Using optical telescopes, over the past eight years the Swiss scientist and his team have been monitoring the skies from Bern and the Spanish island of Tenerife, in collaboration with the European Space Agency, building up an inventory of small debris shooting across the skies at high altitudes.
"We see strange types of debris: insulation blankets peeling off satellites, for example," he said.
Their surveys are then used to help manoeuvre satellites through debris fields. Currently every one or two months a satellite is moved out of the path of floating space junk.
Another part of the team's work involves making the space community more aware of how serious the environmental problem really is.
"It's like waste management here on Earth. We come across waste dumped 15 years ago which people didn't know about," the researcher said.
According to Schildknecht, there is growing awareness among the space agencies, which have started to force commercial operators to stick to minimum guidelines. The ultimate goal is to come up with a code of conduct to limit the amount of debris created by space missions.
At certain altitudes – 800-1,000km – the problem is getting worse, he said, as there are lots of satellites and over time they may shed debris.
Most of this will gradually rain down and will end up in lower altitudes before entering the atmosphere.
"The major part of the problem is not the risk to Earth but to space missions themselves," he said.
But Lottie Williams from Tulsa, Oklahoma, probably wouldn't agree with Schildknecht.
Williams is on record as the first – and only – person to be hit by man-made space debris. On January 22, 1997, while walking in a park in Tulsa, she was hit on the shoulder by a 15cm piece of metal later confirmed to be part of the fuel tank of a Delta II rocket which had launched a US air force satellite in 1996. Fortunately Williams was not injured.
swissinfo, Simon Bradley
The US Space Surveillance Network monitors around 12,000 pieces of debris larger than ten centimetres. But the majority of debris objects remain unobserved.
According to a European Space Agency (ESA) model, there are more than 600,000 objects larger than 1cm in orbit. Information on space debris is collected by US, Russian and European radar and optical systems and used to validate models of the debris environment.
In collaboration with the ESA, Bern University's Astronomical Institute has been tracking space junk and carrying out space debris surveys over the past eight years.
The five-person Swiss team uses optical telescopes located in Tenerife and at Zimmerwald, near Bern, to search for and monitor junk found mostly at high altitudes – 20,000-36,000km.
Space junk, or space debris, is any artificial rubbish orbiting the Earth. It consists of: jettisoned spacecraft parts, nuts and bolts, solar cells, abandoned satellites, paint chips, nuclear reactor cores, spent rocket stages and solid fuel fragments.

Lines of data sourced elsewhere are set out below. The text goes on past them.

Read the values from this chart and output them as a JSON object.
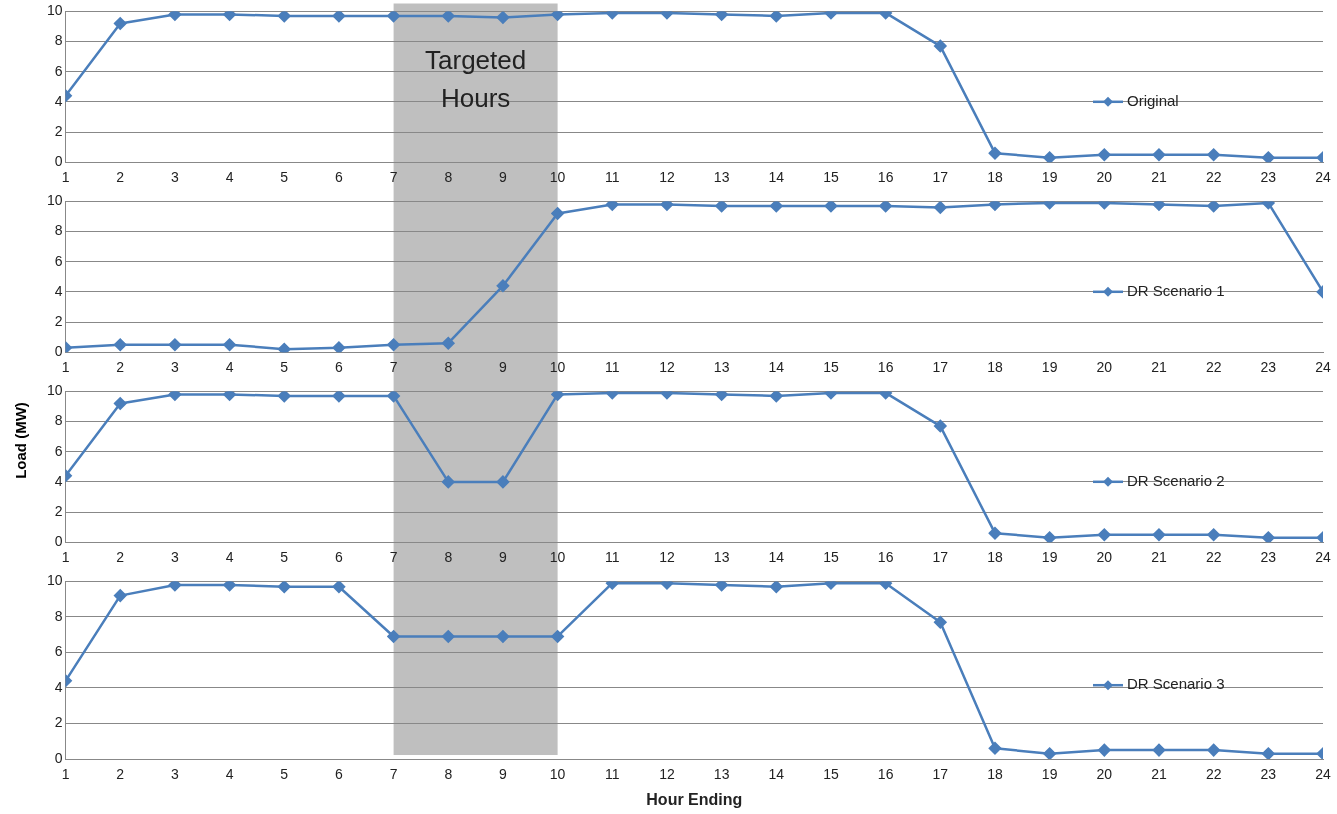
{
  "chart_data": [
    {
      "type": "line",
      "x": [
        1,
        2,
        3,
        4,
        5,
        6,
        7,
        8,
        9,
        10,
        11,
        12,
        13,
        14,
        15,
        16,
        17,
        18,
        19,
        20,
        21,
        22,
        23,
        24
      ],
      "xlim": [
        1,
        24
      ],
      "xticks": [
        1,
        2,
        3,
        4,
        5,
        6,
        7,
        8,
        9,
        10,
        11,
        12,
        13,
        14,
        15,
        16,
        17,
        18,
        19,
        20,
        21,
        22,
        23,
        24
      ],
      "ylim": [
        0,
        10
      ],
      "yticks": [
        0,
        2,
        4,
        6,
        8,
        10
      ],
      "grid": "y",
      "legend": "right",
      "marker": "diamond",
      "bands": [
        {
          "axis": "x",
          "from": 7,
          "to": 10,
          "label": "Targeted Hours",
          "color": "#bfbfbf"
        }
      ],
      "series": [
        {
          "name": "Original",
          "color": "#4a7ebb",
          "values": [
            4.4,
            9.2,
            9.8,
            9.8,
            9.7,
            9.7,
            9.7,
            9.7,
            9.6,
            9.8,
            9.9,
            9.9,
            9.8,
            9.7,
            9.9,
            9.9,
            7.7,
            0.6,
            0.3,
            0.5,
            0.5,
            0.5,
            0.3,
            0.3
          ]
        }
      ]
    },
    {
      "type": "line",
      "x": [
        1,
        2,
        3,
        4,
        5,
        6,
        7,
        8,
        9,
        10,
        11,
        12,
        13,
        14,
        15,
        16,
        17,
        18,
        19,
        20,
        21,
        22,
        23,
        24
      ],
      "xlim": [
        1,
        24
      ],
      "xticks": [
        1,
        2,
        3,
        4,
        5,
        6,
        7,
        8,
        9,
        10,
        11,
        12,
        13,
        14,
        15,
        16,
        17,
        18,
        19,
        20,
        21,
        22,
        23,
        24
      ],
      "ylim": [
        0,
        10
      ],
      "yticks": [
        0,
        2,
        4,
        6,
        8,
        10
      ],
      "grid": "y",
      "legend": "right",
      "marker": "diamond",
      "bands": [
        {
          "axis": "x",
          "from": 7,
          "to": 10,
          "color": "#bfbfbf"
        }
      ],
      "series": [
        {
          "name": "DR Scenario 1",
          "color": "#4a7ebb",
          "values": [
            0.3,
            0.5,
            0.5,
            0.5,
            0.2,
            0.3,
            0.5,
            0.6,
            4.4,
            9.2,
            9.8,
            9.8,
            9.7,
            9.7,
            9.7,
            9.7,
            9.6,
            9.8,
            9.9,
            9.9,
            9.8,
            9.7,
            9.9,
            4.0
          ]
        }
      ]
    },
    {
      "type": "line",
      "x": [
        1,
        2,
        3,
        4,
        5,
        6,
        7,
        8,
        9,
        10,
        11,
        12,
        13,
        14,
        15,
        16,
        17,
        18,
        19,
        20,
        21,
        22,
        23,
        24
      ],
      "xlim": [
        1,
        24
      ],
      "xticks": [
        1,
        2,
        3,
        4,
        5,
        6,
        7,
        8,
        9,
        10,
        11,
        12,
        13,
        14,
        15,
        16,
        17,
        18,
        19,
        20,
        21,
        22,
        23,
        24
      ],
      "ylim": [
        0,
        10
      ],
      "yticks": [
        0,
        2,
        4,
        6,
        8,
        10
      ],
      "grid": "y",
      "legend": "right",
      "marker": "diamond",
      "ylabel": "Load (MW)",
      "bands": [
        {
          "axis": "x",
          "from": 7,
          "to": 10,
          "color": "#bfbfbf"
        }
      ],
      "series": [
        {
          "name": "DR Scenario 2",
          "color": "#4a7ebb",
          "values": [
            4.4,
            9.2,
            9.8,
            9.8,
            9.7,
            9.7,
            9.7,
            4.0,
            4.0,
            9.8,
            9.9,
            9.9,
            9.8,
            9.7,
            9.9,
            9.9,
            7.7,
            0.6,
            0.3,
            0.5,
            0.5,
            0.5,
            0.3,
            0.3
          ]
        }
      ]
    },
    {
      "type": "line",
      "x": [
        1,
        2,
        3,
        4,
        5,
        6,
        7,
        8,
        9,
        10,
        11,
        12,
        13,
        14,
        15,
        16,
        17,
        18,
        19,
        20,
        21,
        22,
        23,
        24
      ],
      "xlim": [
        1,
        24
      ],
      "xticks": [
        1,
        2,
        3,
        4,
        5,
        6,
        7,
        8,
        9,
        10,
        11,
        12,
        13,
        14,
        15,
        16,
        17,
        18,
        19,
        20,
        21,
        22,
        23,
        24
      ],
      "ylim": [
        0,
        10
      ],
      "yticks": [
        0,
        2,
        4,
        6,
        8,
        10
      ],
      "grid": "y",
      "legend": "right",
      "marker": "diamond",
      "xlabel": "Hour Ending",
      "bands": [
        {
          "axis": "x",
          "from": 7,
          "to": 10,
          "color": "#bfbfbf"
        }
      ],
      "series": [
        {
          "name": "DR Scenario 3",
          "color": "#4a7ebb",
          "values": [
            4.4,
            9.2,
            9.8,
            9.8,
            9.7,
            9.7,
            6.9,
            6.9,
            6.9,
            6.9,
            9.9,
            9.9,
            9.8,
            9.7,
            9.9,
            9.9,
            7.7,
            0.6,
            0.3,
            0.5,
            0.5,
            0.5,
            0.3,
            0.3
          ]
        }
      ]
    }
  ]
}
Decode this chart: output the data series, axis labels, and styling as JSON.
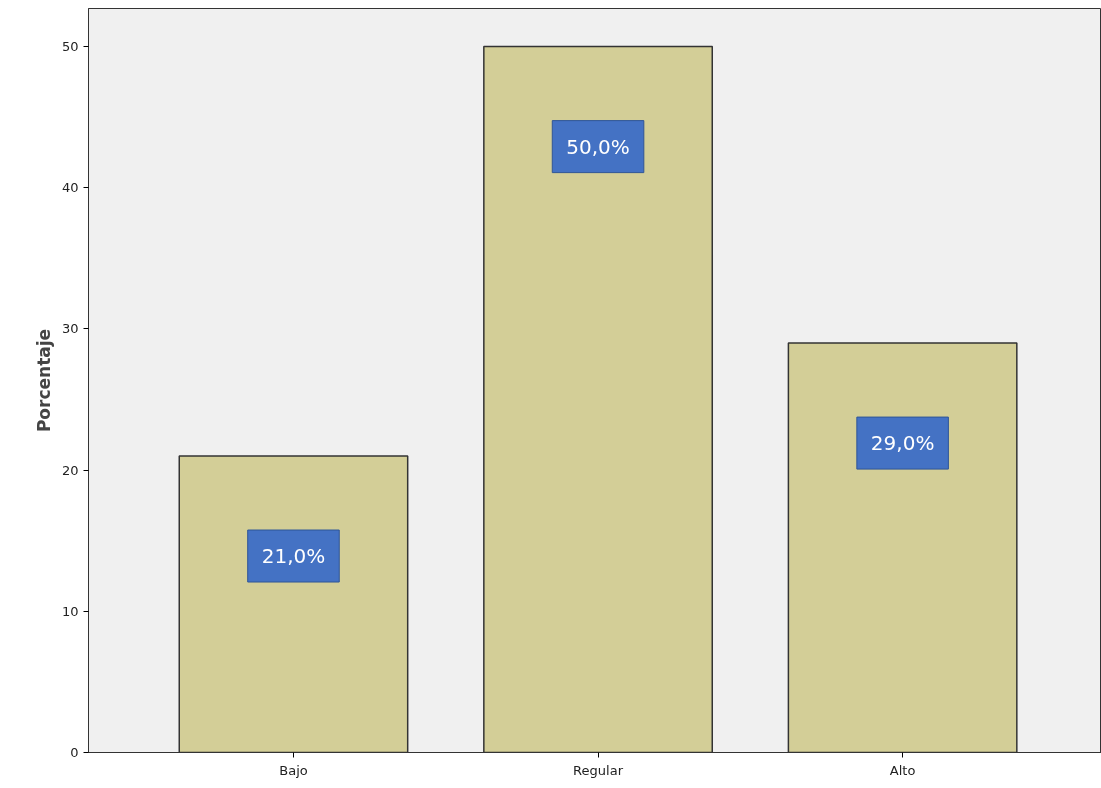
{
  "chart_data": {
    "type": "bar",
    "ylabel": "Porcentaje",
    "categories": [
      "Bajo",
      "Regular",
      "Alto"
    ],
    "values": [
      21,
      50,
      29
    ],
    "value_labels": [
      "21,0%",
      "50,0%",
      "29,0%"
    ],
    "color": "#d3ce97",
    "ylim": [
      0,
      52.7
    ],
    "yticks": [
      0,
      10,
      20,
      30,
      40,
      50
    ],
    "grid": false
  }
}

Hundreds of thousands of pieces of space junk are currently orbiting the Earth. However, all but 12,000 of these are smaller than a tennis ball.
This debris silently zips around the globe at speeds of up to 35,000km/h with altitudes ranging from hundreds to thousands of kilometres. At this speed, collisions, even with small pieces of junk, can be dramatic.
Explosions or collisions blast the objects into smaller pieces, increasing the number of objects further. Historically, the creation rate of debris has outpaced the removal rate, leading to a net growth in the debris population in low Earth orbit at an average rate of approximately five per cent per year.
The first confirmed collision with a satellite came in 1996, when a piece of drifting junk knocked the boom off the French satellite Cerise.
Current measures to improve the space junk problem include: the passivation of spent rocket stages by the release of residual fuels; taking satellites out of orbit at the end of their operational life; putting satellites in a graveyard orbit where no operational satellites are present.